Erick Torres

Personal information
- Full name: Erick Alexandro Torres Leyva
- Date of birth: 16 February 2001 (age 24)
- Place of birth: Trujillo, Peru
- Height: 1.70 m (5 ft 7 in)
- Position: Winger

Team information
- Current team: Deportivo El Inca
- Number: 26

Youth career
- César Vallejo
- Carlos A. Mannucci

Senior career*
- Years: Team / Apps / (Gls)
- 2019–2020: Carlos A. Mannucci / 2 / (0)
- 2021: Deportivo Llacuabamba / 16 / (0)
- 2022: Comerciantes Unidos / 8 / (1)
- 2023: Racing de Huamachuco
- 2023: Defensor Porvenir
- 2024–: Deportivo El Inca

= Erick Torres (footballer, born 2001) =

Peruvian footballer

Erick Alexandro Torres Leyva (born 16 February 2001) is a Peruvian footballer who plays as a winger for Deportivo El Inca.

==Career==
===Club career===
Torres got his professional debut for Carlos A. Mannucci in the Peruvian Primera División on 14 April 2019 against Alianza Universidad.
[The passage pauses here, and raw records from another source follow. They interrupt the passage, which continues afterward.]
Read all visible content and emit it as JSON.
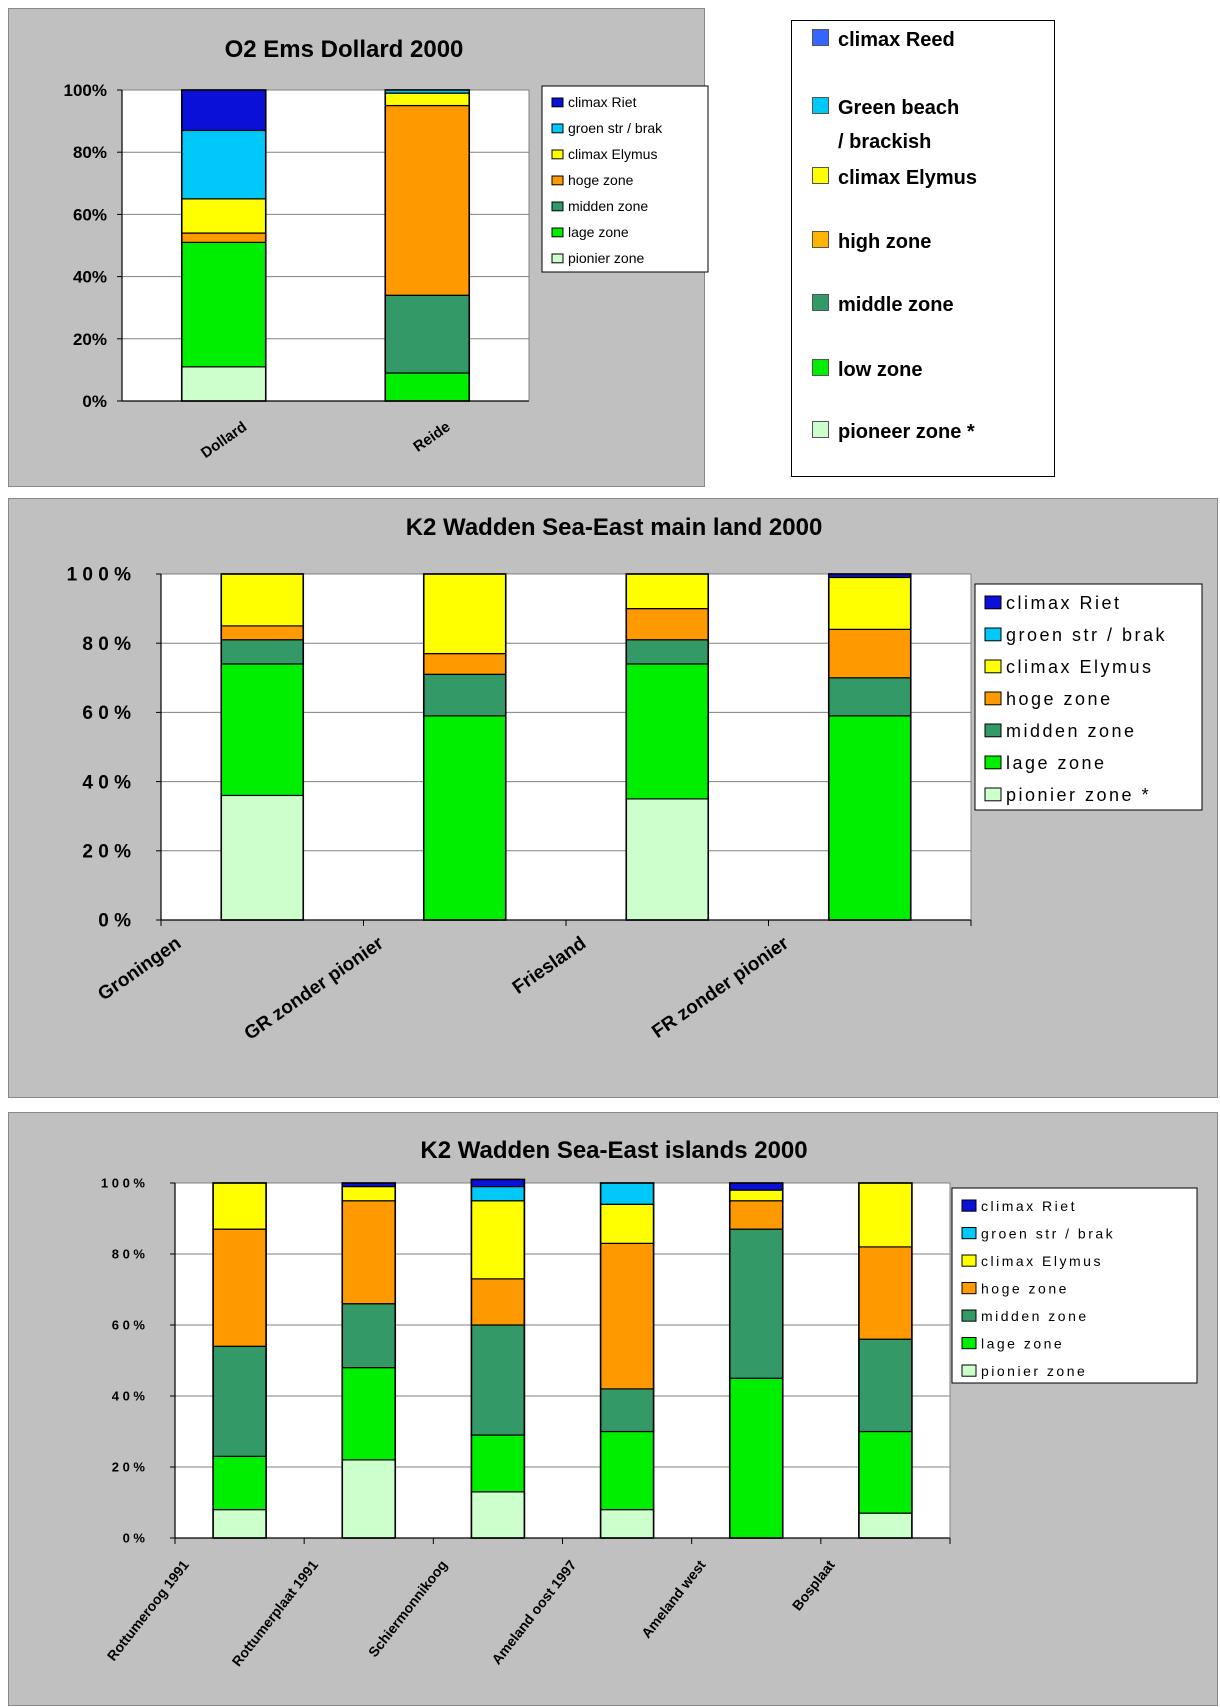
{
  "stack_order": [
    "climax_riet",
    "groen_str",
    "climax_elymus",
    "hoge_zone",
    "midden_zone",
    "lage_zone",
    "pionier_zone"
  ],
  "colors": {
    "climax_riet": "#0a10d8",
    "groen_str": "#00c8f8",
    "climax_elymus": "#ffff00",
    "hoge_zone": "#ff9900",
    "midden_zone": "#339966",
    "lage_zone": "#00ee00",
    "pionier_zone": "#ccffcc"
  },
  "key_colors": {
    "climax_riet": "#3366ff",
    "groen_str": "#00c8f8",
    "climax_elymus": "#ffff00",
    "hoge_zone": "#ffb400",
    "midden_zone": "#339966",
    "lage_zone": "#00ee00",
    "pionier_zone": "#ccffcc"
  },
  "key": [
    {
      "series": "climax_riet",
      "label": "climax Reed"
    },
    {
      "series": "groen_str",
      "label": "Green beach\n/ brackish"
    },
    {
      "series": "climax_elymus",
      "label": "climax Elymus"
    },
    {
      "series": "hoge_zone",
      "label": "high zone"
    },
    {
      "series": "midden_zone",
      "label": "middle zone"
    },
    {
      "series": "lage_zone",
      "label": "low zone"
    },
    {
      "series": "pionier_zone",
      "label": "pioneer zone *"
    }
  ],
  "chart_data": [
    {
      "type": "bar",
      "stacked": true,
      "title": "O2 Ems Dollard 2000",
      "ylim": [
        0,
        100
      ],
      "yticks": [
        "0%",
        "20%",
        "40%",
        "60%",
        "80%",
        "100%"
      ],
      "categories": [
        "Dollard",
        "Reide"
      ],
      "legend": [
        "climax Riet",
        "groen str / brak",
        "climax Elymus",
        "hoge zone",
        "midden zone",
        "lage zone",
        "pionier zone"
      ],
      "legend_position": "right",
      "series": [
        {
          "name": "pionier zone",
          "key": "pionier_zone",
          "values": [
            11,
            0
          ]
        },
        {
          "name": "lage zone",
          "key": "lage_zone",
          "values": [
            40,
            9
          ]
        },
        {
          "name": "midden zone",
          "key": "midden_zone",
          "values": [
            0,
            25
          ]
        },
        {
          "name": "hoge zone",
          "key": "hoge_zone",
          "values": [
            3,
            61
          ]
        },
        {
          "name": "climax Elymus",
          "key": "climax_elymus",
          "values": [
            11,
            4
          ]
        },
        {
          "name": "groen str / brak",
          "key": "groen_str",
          "values": [
            22,
            1
          ]
        },
        {
          "name": "climax Riet",
          "key": "climax_riet",
          "values": [
            13,
            0
          ]
        }
      ]
    },
    {
      "type": "bar",
      "stacked": true,
      "title": "K2 Wadden Sea-East main land 2000",
      "ylim": [
        0,
        100
      ],
      "yticks": [
        "0 %",
        "2 0 %",
        "4 0 %",
        "6 0 %",
        "8 0 %",
        "1 0 0 %"
      ],
      "categories": [
        "Groningen",
        "GR zonder pionier",
        "Friesland",
        "FR zonder pionier"
      ],
      "legend": [
        "climax Riet",
        "groen str / brak",
        "climax Elymus",
        "hoge zone",
        "midden zone",
        "lage zone",
        "pionier zone *"
      ],
      "legend_position": "right",
      "series": [
        {
          "name": "pionier zone *",
          "key": "pionier_zone",
          "values": [
            36,
            0,
            35,
            0
          ]
        },
        {
          "name": "lage zone",
          "key": "lage_zone",
          "values": [
            38,
            59,
            39,
            59
          ]
        },
        {
          "name": "midden zone",
          "key": "midden_zone",
          "values": [
            7,
            12,
            7,
            11
          ]
        },
        {
          "name": "hoge zone",
          "key": "hoge_zone",
          "values": [
            4,
            6,
            9,
            14
          ]
        },
        {
          "name": "climax Elymus",
          "key": "climax_elymus",
          "values": [
            15,
            23,
            10,
            15
          ]
        },
        {
          "name": "groen str / brak",
          "key": "groen_str",
          "values": [
            0,
            0,
            0,
            0
          ]
        },
        {
          "name": "climax Riet",
          "key": "climax_riet",
          "values": [
            0,
            0,
            0,
            1
          ]
        }
      ]
    },
    {
      "type": "bar",
      "stacked": true,
      "title": "K2 Wadden Sea-East islands 2000",
      "ylim": [
        0,
        100
      ],
      "yticks": [
        "0 %",
        "2 0 %",
        "4 0 %",
        "6 0 %",
        "8 0 %",
        "1 0 0 %"
      ],
      "categories": [
        "Rottumeroog 1991",
        "Rottumerplaat 1991",
        "Schiermonnikoog",
        "Ameland oost 1997",
        "Ameland west",
        "Bosplaat"
      ],
      "legend": [
        "climax Riet",
        "groen str / brak",
        "climax Elymus",
        "hoge zone",
        "midden zone",
        "lage zone",
        "pionier zone"
      ],
      "legend_position": "right",
      "series": [
        {
          "name": "pionier zone",
          "key": "pionier_zone",
          "values": [
            8,
            22,
            13,
            8,
            0,
            7
          ]
        },
        {
          "name": "lage zone",
          "key": "lage_zone",
          "values": [
            15,
            26,
            16,
            22,
            45,
            23
          ]
        },
        {
          "name": "midden zone",
          "key": "midden_zone",
          "values": [
            31,
            18,
            31,
            12,
            42,
            26
          ]
        },
        {
          "name": "hoge zone",
          "key": "hoge_zone",
          "values": [
            33,
            29,
            13,
            41,
            8,
            26
          ]
        },
        {
          "name": "climax Elymus",
          "key": "climax_elymus",
          "values": [
            13,
            4,
            22,
            11,
            3,
            18
          ]
        },
        {
          "name": "groen str / brak",
          "key": "groen_str",
          "values": [
            0,
            0,
            4,
            6,
            0,
            0
          ]
        },
        {
          "name": "climax Riet",
          "key": "climax_riet",
          "values": [
            0,
            1,
            2,
            0,
            2,
            0
          ]
        }
      ]
    }
  ]
}
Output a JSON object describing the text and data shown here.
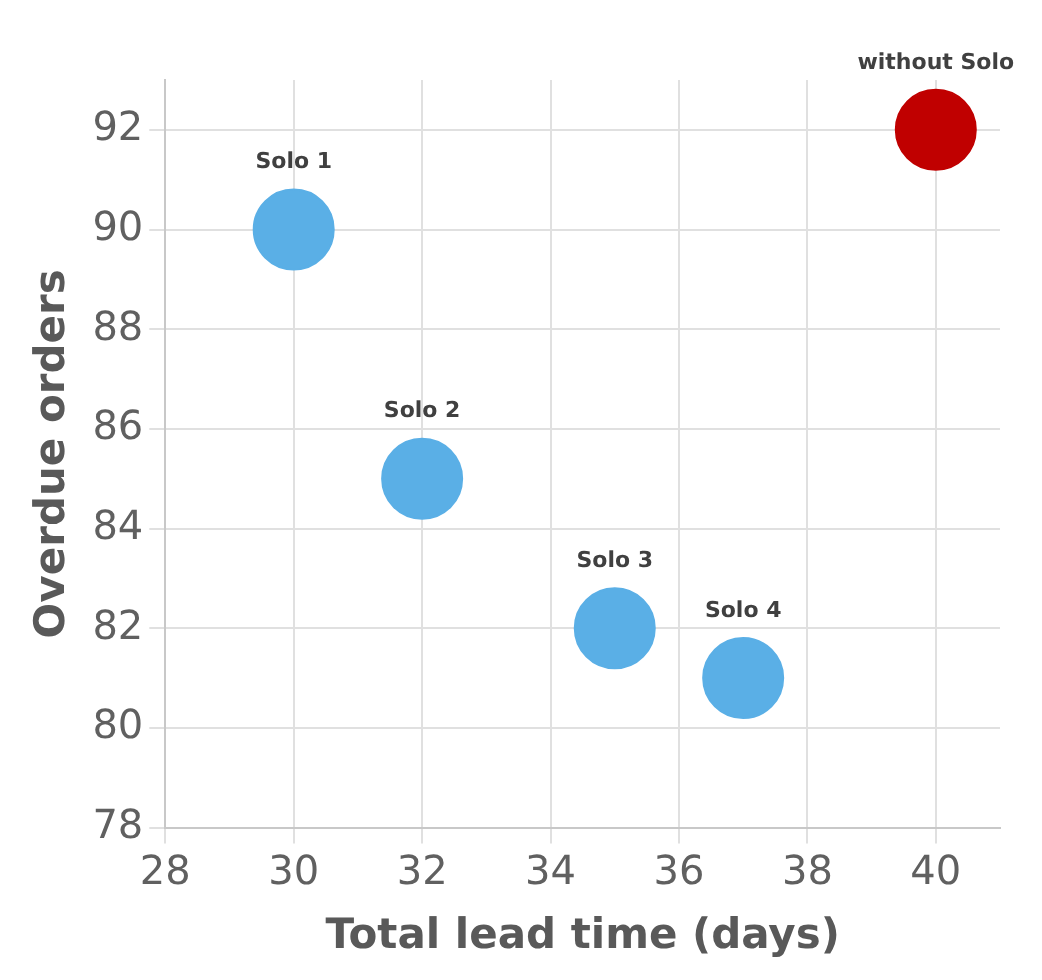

Torres was in the starting lineup but was replaced by Relly Fernández after 51 minutes. His second appearances came 13 days later against Sport Huancayo.

In the summer 2021, Torres joined Deportivo Llacuabamba. In February 2022, Torres moved to fellow league club Comerciantes Unidos.

In 2023, he moved to Racing de Huamachuco and later to Defensor Porvenir. In 2024, he joined Deportivo El Inca.